使途の制限がないのは助かりますね。もし年度途中に転校したらどうなるんですか?
転校のケースは個別に確認が必要です。基本的に令和7年7月1日時点での在籍状況で判定されますが、転校先が私立高校であれば受給できる可能性があります。ただし転校先が公立高校になる場合は対象外になりますので、状況が変わった場合は大学私学課に直接問い合わせてください。
- 公的機関が「ATMで手続きしてください」と言うことは絶対にありません
- 給付金の申請で「手数料を支払ってください」と求めてくるのは詐欺です
- 電話で個人番号(マイナンバー)や銀行口座情報を聞いてくるのは詐欺の可能性が高いです
- 不審な連絡があった場合は、必ず公式の窓口(大学私学課 0776-20-0248)に確認しましょう
この給付金以外に、福井県で使える教育関連の制度はありますか?
ありますよ!例えば
福井県きぼう応援奨学金制度は、大学や専門学校の学費を支援する制度です。高校を卒業した後も教育支援が続くので、一緒に把握しておくといいですよ。

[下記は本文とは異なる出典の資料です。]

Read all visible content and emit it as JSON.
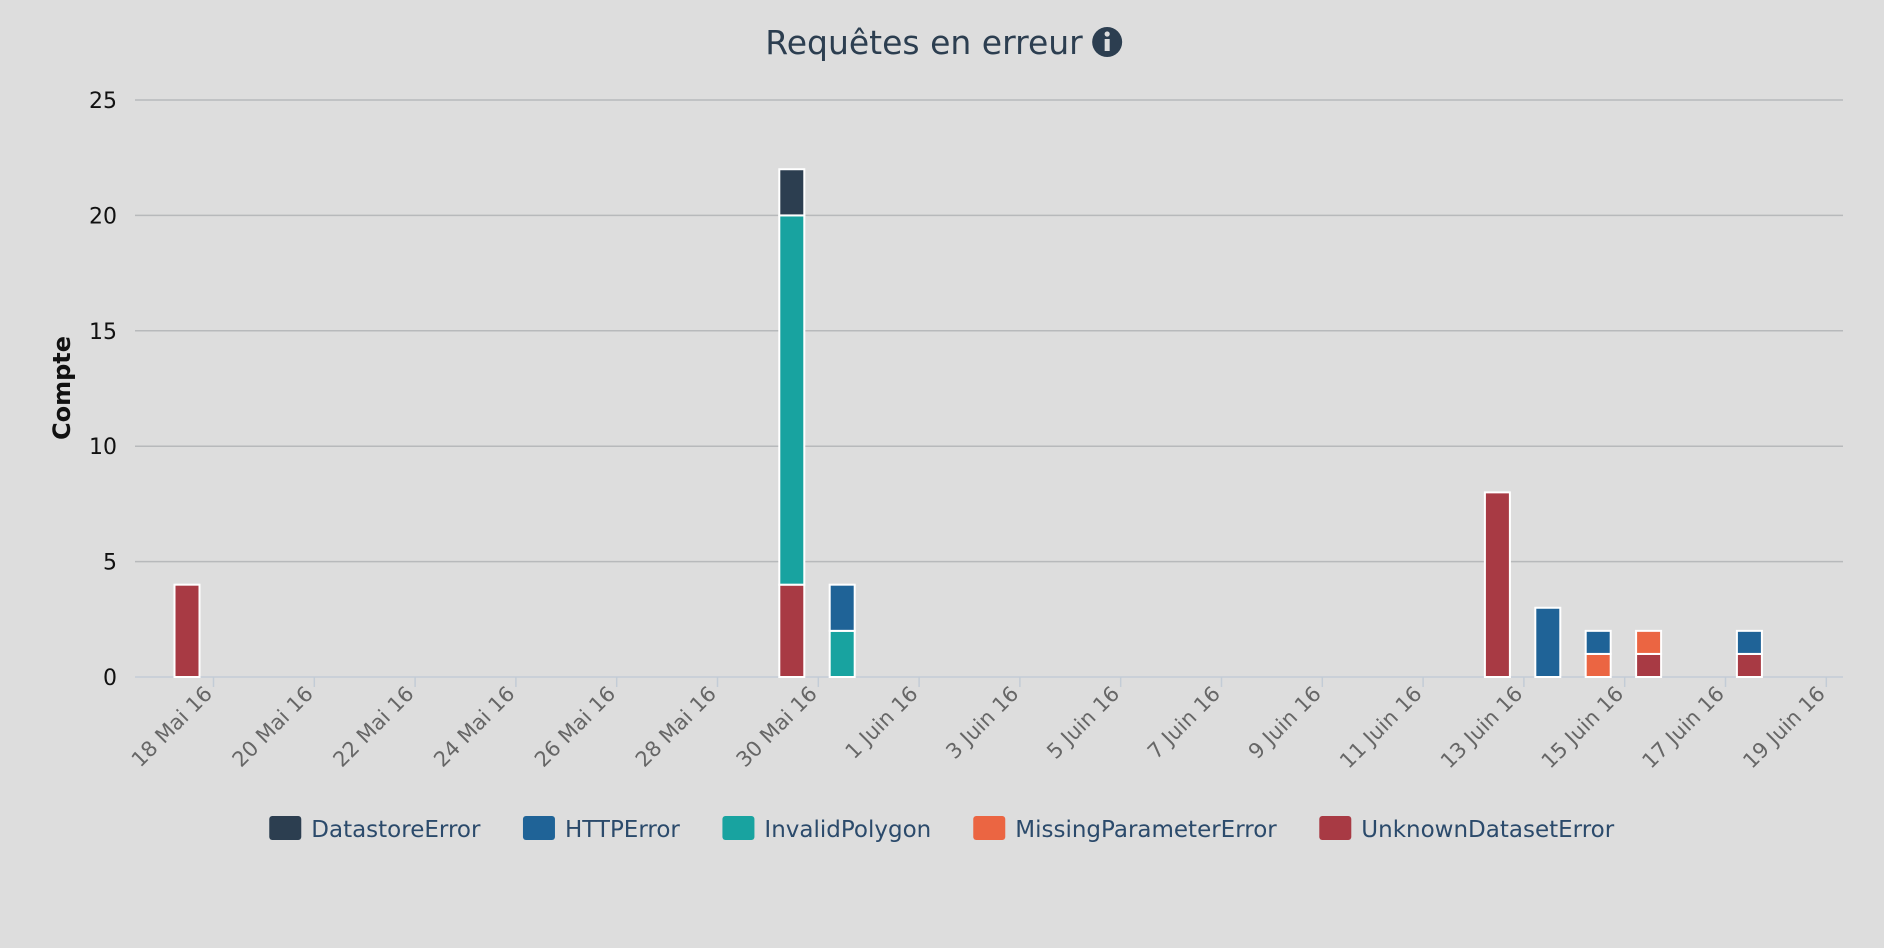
{
  "title": "Requêtes en erreur",
  "title_icon": "info-circle-icon",
  "chart_data": {
    "type": "bar",
    "stacked": true,
    "title": "Requêtes en erreur",
    "xlabel": "",
    "ylabel": "Compte",
    "ylim": [
      0,
      25
    ],
    "yticks": [
      0,
      5,
      10,
      15,
      20,
      25
    ],
    "grid": true,
    "legend_position": "bottom",
    "x_tick_labels": [
      "18 Mai 16",
      "20 Mai 16",
      "22 Mai 16",
      "24 Mai 16",
      "26 Mai 16",
      "28 Mai 16",
      "30 Mai 16",
      "1 Juin 16",
      "3 Juin 16",
      "5 Juin 16",
      "7 Juin 16",
      "9 Juin 16",
      "11 Juin 16",
      "13 Juin 16",
      "15 Juin 16",
      "17 Juin 16",
      "19 Juin 16"
    ],
    "x_range": [
      "2016-05-17",
      "2016-06-19"
    ],
    "categories": [
      "2016-05-17",
      "2016-05-29",
      "2016-05-30",
      "2016-06-12",
      "2016-06-13",
      "2016-06-14",
      "2016-06-15",
      "2016-06-17"
    ],
    "series": [
      {
        "name": "DatastoreError",
        "color": "#2c3e50",
        "values": [
          0,
          2,
          0,
          0,
          0,
          0,
          0,
          0
        ]
      },
      {
        "name": "HTTPError",
        "color": "#1f6397",
        "values": [
          0,
          0,
          2,
          0,
          3,
          1,
          0,
          1
        ]
      },
      {
        "name": "InvalidPolygon",
        "color": "#18a3a0",
        "values": [
          0,
          16,
          2,
          0,
          0,
          0,
          0,
          0
        ]
      },
      {
        "name": "MissingParameterError",
        "color": "#eb6542",
        "values": [
          0,
          0,
          0,
          0,
          0,
          1,
          1,
          0
        ]
      },
      {
        "name": "UnknownDatasetError",
        "color": "#a83a44",
        "values": [
          4,
          4,
          0,
          8,
          0,
          0,
          1,
          1
        ]
      }
    ]
  }
}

そうです。高校在学中はこの奨学給付金で支援を受け、大学進学後は国の就学支援や福井県の大学支援制度を活用する、という流れで計画的に利用できます。教育の機会均等という目標に向けて、国と福井県が連携して複数の制度を用意しているんです。
子育て世帯にとって本当に心強い制度ですね!ありがとうございました。
ぜひ活用してください!特に県外の私立高校に通っているご家庭は令和7年9月5日の締め切りを忘れずに!